BACKGROUND

Inflammation significantly contributes to the pathogenesis of osteoarthritis (OA). Recent studies have elucidated the critical role of the three-prime repair exonuclease 1 (TREX1) in regulating inflammatory responses and oxidative stress. The aim of the study was to investigate the regulatory function of TREX1 in maintaining joint homeostasis subsequent to the destabilization of the medial meniscus (DMM) in a murine model.

METHODS

Trex1-KO mice on a C57BL/6J background were utilized to investigate the role of Trex1 in OA. The DMM-induced OA model demonstrated histological and molecular alterations post-surgery, with immunofluorescence and Western blot analyses employed to assess chondrocyte characteristics and protein expression, respectively.
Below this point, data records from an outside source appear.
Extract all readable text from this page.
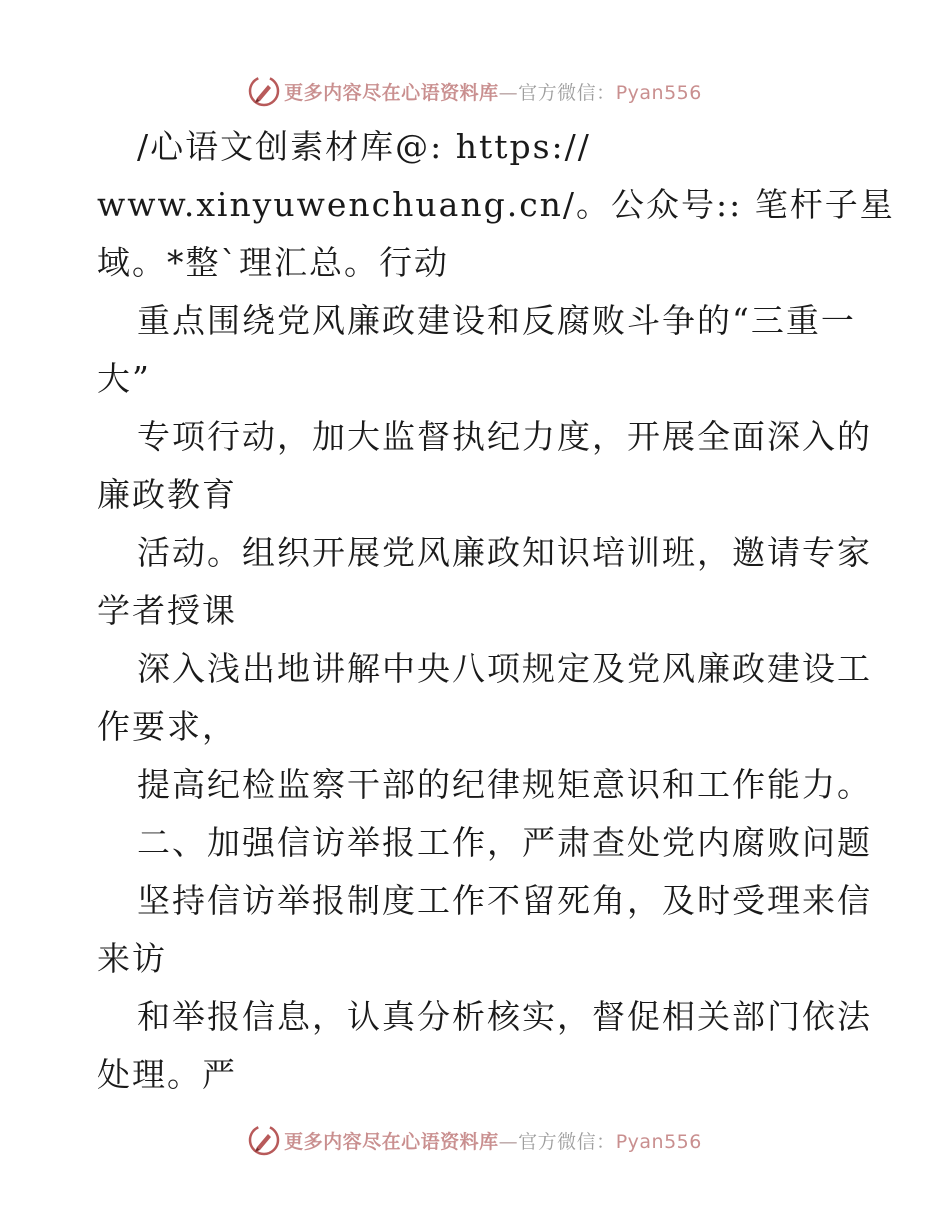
更多内容尽在心语资料库—官方微信：Pyan556
/心语文创素材库@: https://
www.xinyuwenchuang.cn/。公众号:: 笔杆子星
域。*整`理汇总。行动
重点围绕党风廉政建设和反腐败斗争的“三重一
大”
专项行动，加大监督执纪力度，开展全面深入的
廉政教育
活动。组织开展党风廉政知识培训班，邀请专家
学者授课
深入浅出地讲解中央八项规定及党风廉政建设工
作要求，
提高纪检监察干部的纪律规矩意识和工作能力。
二、加强信访举报工作，严肃查处党内腐败问题
坚持信访举报制度工作不留死角，及时受理来信
来访
和举报信息，认真分析核实，督促相关部门依法
处理。严
更多内容尽在心语资料库—官方微信：Pyan556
In vitro experiments have been conducted where we established a co-culture system of macrophages and chondrocytes to investigate the regulatory role of Trex1 in macrophage polarization and its subsequent biological effects on chondrocytes, as well as the underlying mechanisms of these regulatory actions.

RESULTS

TREX1 deficiency intensifies OA progression in DMM mice, marked by increased oxidative stress, inflammation, and cartilage damage. TREX1 pretreatment in macrophages mitigates LPS-induced chondrocyte apoptosis and oxidative stress, an effect attenuated by si-c-Fos. AP-1 inhibition counters TREX1's protective impact on chondrocytes. TREX1 modulates macrophage polarization, influencing chondrocyte differentiation and matrix homeostasis in OA pathogenesis.

CONCLUSION

Overall, TREX1's influence on macrophage polarization affects chondrocyte function and cartilage homeostasis, making it a potential therapeutic target for OA treatment.